Die erforderlichen DLL-Dateien für das Windows-Messaging-Subsystem werden nur von Microsoft geliefert. Bevor Sie den IBM® Lotus® Notes®-Client installieren, müssen Sie Microsoft Outlook 98 oder Microsoft Outlook 2000 installieren.
Wenn Sie den Notes-Client installieren, werden die IBM® Lotus® Domino® MAPI-Serviceanbieter automatisch installiert. Die erforderlichen DLL-Dateien für das Windows-Messaging-Subsystem sind bereits in Windows 95 und Windows 98 enthalten.
Die Domino MAPI-Serviceanbieter sind für Windows NT §:%! verfügbar. Da Windows NT 3.51 das Windows-Messaging-Subsystem nicht enthält, müssen Sie es gesondert installieren.
Die Domino MAPI-Serviceanbieter sind für Windows NT 4.0 verfügbar. Die erforderlichen DLL-Dateien für das Windows-Messaging-Subsystem sind in Windows NT 4.0 bereits enthalten.
Die Domino MAPI-Serviceanbieter sind für Windows NT 2000 verfügbar. Die erforderlichen DLL-Dateien für das Windows-Messaging-Subsystem sind in Windows NT 2000 bereits enthalten.
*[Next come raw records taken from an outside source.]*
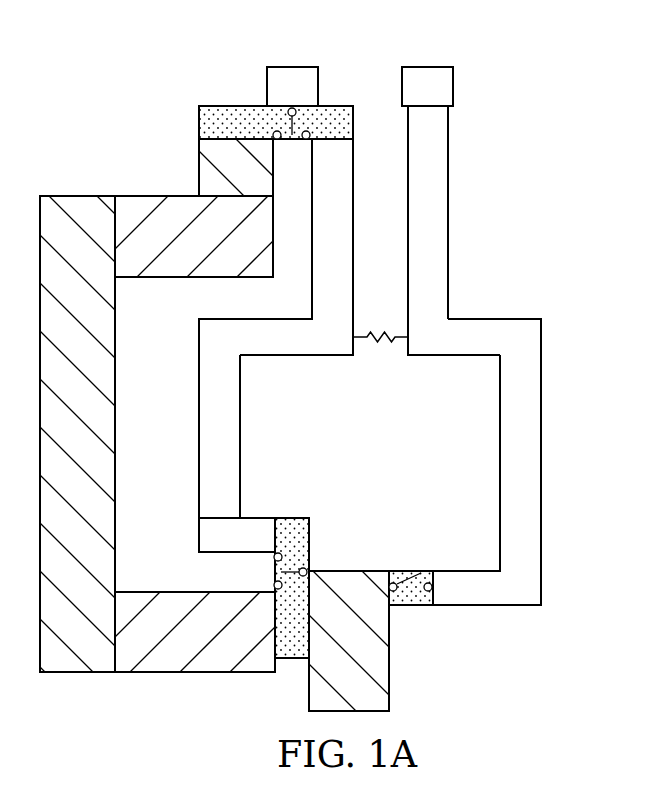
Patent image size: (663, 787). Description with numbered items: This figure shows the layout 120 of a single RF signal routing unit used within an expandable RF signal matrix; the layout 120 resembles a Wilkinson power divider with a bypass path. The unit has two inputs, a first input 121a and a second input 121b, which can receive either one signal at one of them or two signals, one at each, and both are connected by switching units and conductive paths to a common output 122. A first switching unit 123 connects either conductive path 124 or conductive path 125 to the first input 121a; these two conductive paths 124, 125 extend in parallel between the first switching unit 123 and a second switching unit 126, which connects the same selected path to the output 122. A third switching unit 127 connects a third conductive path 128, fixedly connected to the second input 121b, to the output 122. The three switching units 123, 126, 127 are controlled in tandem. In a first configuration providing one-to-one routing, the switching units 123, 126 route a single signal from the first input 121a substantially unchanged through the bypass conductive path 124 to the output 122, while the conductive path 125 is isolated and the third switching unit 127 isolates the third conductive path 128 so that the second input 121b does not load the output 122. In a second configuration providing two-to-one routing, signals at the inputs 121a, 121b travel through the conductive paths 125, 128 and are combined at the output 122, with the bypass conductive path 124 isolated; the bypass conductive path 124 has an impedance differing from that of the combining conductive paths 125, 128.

The layout 120 is at (468, 635).
The first input 121a is at (292, 75).
The second input 121b is at (428, 75).
The output 122 is at (308, 687).
The first switching unit 123 is at (232, 112).
The bypass conductive path 124 is at (77, 205).
The conductive path 125 is at (292, 345).
The second switching unit 126 is at (293, 518).
The third switching unit 127 is at (410, 600).
The third conductive path 128 is at (455, 345).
Hinweis Die Domino MAPI-Serviceanbieter können auf allen oben aufgeführten Windows-Plattformen installiert und für Node-Installationen verwendet werden.
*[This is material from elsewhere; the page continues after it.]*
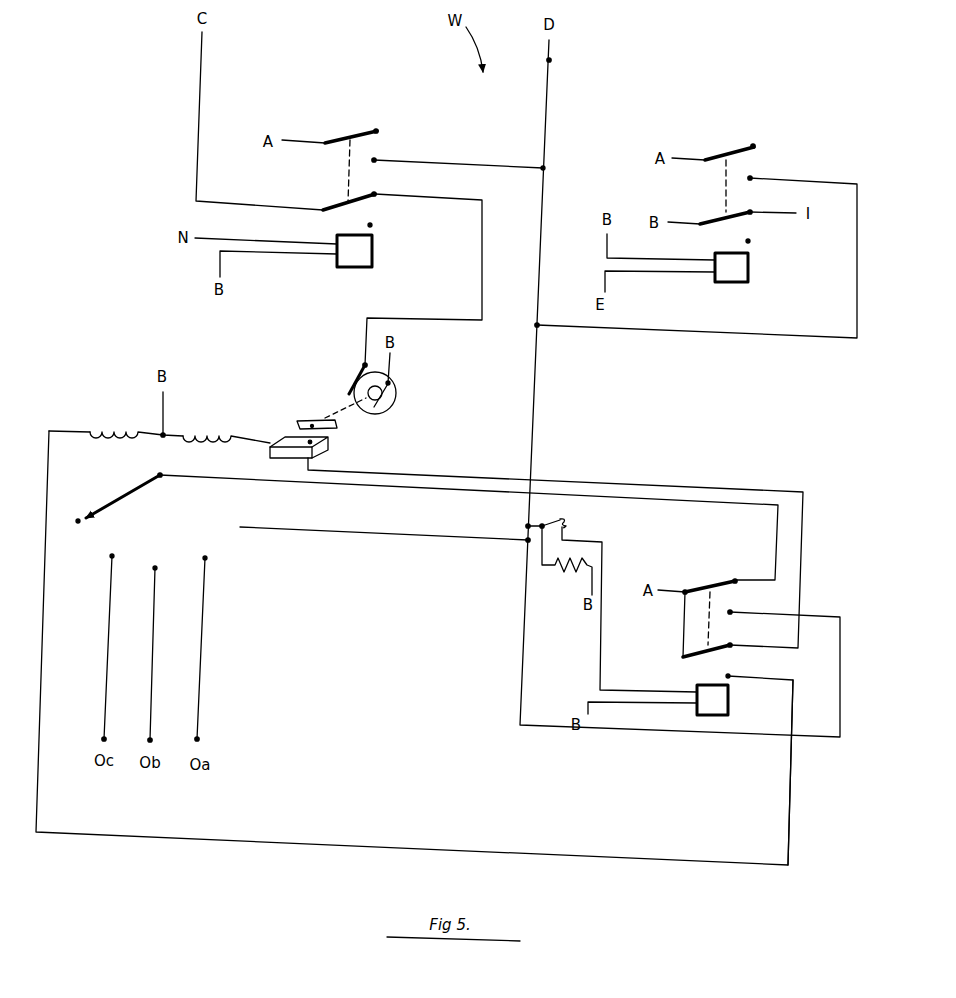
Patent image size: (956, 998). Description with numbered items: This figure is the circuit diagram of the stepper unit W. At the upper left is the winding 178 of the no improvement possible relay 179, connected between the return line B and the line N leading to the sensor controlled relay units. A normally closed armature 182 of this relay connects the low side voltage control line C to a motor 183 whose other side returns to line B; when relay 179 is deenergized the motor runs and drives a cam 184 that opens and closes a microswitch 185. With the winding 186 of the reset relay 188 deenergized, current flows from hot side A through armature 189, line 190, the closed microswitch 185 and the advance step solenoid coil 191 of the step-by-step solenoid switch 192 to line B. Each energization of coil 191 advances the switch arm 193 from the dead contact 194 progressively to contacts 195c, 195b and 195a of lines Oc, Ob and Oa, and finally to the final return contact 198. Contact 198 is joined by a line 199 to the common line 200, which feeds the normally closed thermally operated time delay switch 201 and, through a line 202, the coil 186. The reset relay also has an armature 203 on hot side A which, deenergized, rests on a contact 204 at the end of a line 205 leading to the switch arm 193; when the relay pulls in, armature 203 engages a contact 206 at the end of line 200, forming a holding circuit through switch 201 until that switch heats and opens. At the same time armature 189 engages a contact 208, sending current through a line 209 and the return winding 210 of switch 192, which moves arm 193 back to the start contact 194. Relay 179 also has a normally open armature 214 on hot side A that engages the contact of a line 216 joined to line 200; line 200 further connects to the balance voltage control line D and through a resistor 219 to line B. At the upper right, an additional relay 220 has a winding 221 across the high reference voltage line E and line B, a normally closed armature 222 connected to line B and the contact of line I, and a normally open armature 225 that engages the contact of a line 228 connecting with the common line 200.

Die Domino MAPI-Serviceanbieter können nur verwendet werden, um auf Maildateien zuzugreifen, die die erweiterte Mailschablone von Lotus Domino Designer 6 (MAIL6EX.NTF) verwenden. Wenn Sie ein Upgrade von Version 5.x auf Lotus Domino Designer 6 vornehmen, müssen Sie Ihre Maildatei dahingehend aktualisieren, dass die in Lotus Domino Designer 6 enthaltene Mailschablone verwendet wird. Um die Serviceanbieter zu verwenden, müssen sowohl der Client als auch der Server Lotus Domino Designer 6 ausführen.
Der Profilkonfigurations-Assistent installiert alle drei Serviceanbieter automatisch. Wenn Sie ein Microsoft Outlook-Profil erstellen, verwendet der Assistent die Informationen, die im aktuellen Arbeitsumgebungsdokument in Domino gespeichert sind. Sie nehmen Änderungen am Arbeitsumgebungsdokument "Büro" (Netzwerk) vor, um die Arbeitsumgebung für servergestützte Mail zu konfigurieren.
Für die Verwendung von Workstation-basierter Mail ändern Sie das Arbeitsumgebungsdokument für die lokale Mail (ohne Verbindung) entsprechend. Beachten Sie, dass der Arbeitsumgebungstyp im lokalen Maildokument entweder "Lokales Netzwerk" oder "Keine Verbindung" sein muss. Der Abschnitt "Mail" des Arbeitsumgebungsdokuments muss den Speicherort und den Namen der Maildatei und die Domäne angeben.
Hinweis Beim Anmelden bei den Serviceanbietern werden die Einstellungen MDB_NO_DIALOG und AB_NO_DIALOG-Flags nicht beachtet. Der Benutzer wird daher immer zur Eingabe eines Kennworts aufgefordert.
Um auf Domino-Verzeichnisse über den Adressbuchserviceanbieter zuzugreifen, müssen Sie die Schablone "Domino-Verzeichnis" (pubnames.ntf) für die Gestaltung anwenden. Wenn Sie Workstation-gestützte Mail verwenden, so wenden Sie die Schablone "Persönliches Adressbuch" (PERNAMES.NTF) für die Gestaltung des persönlichen Adressbuchs an.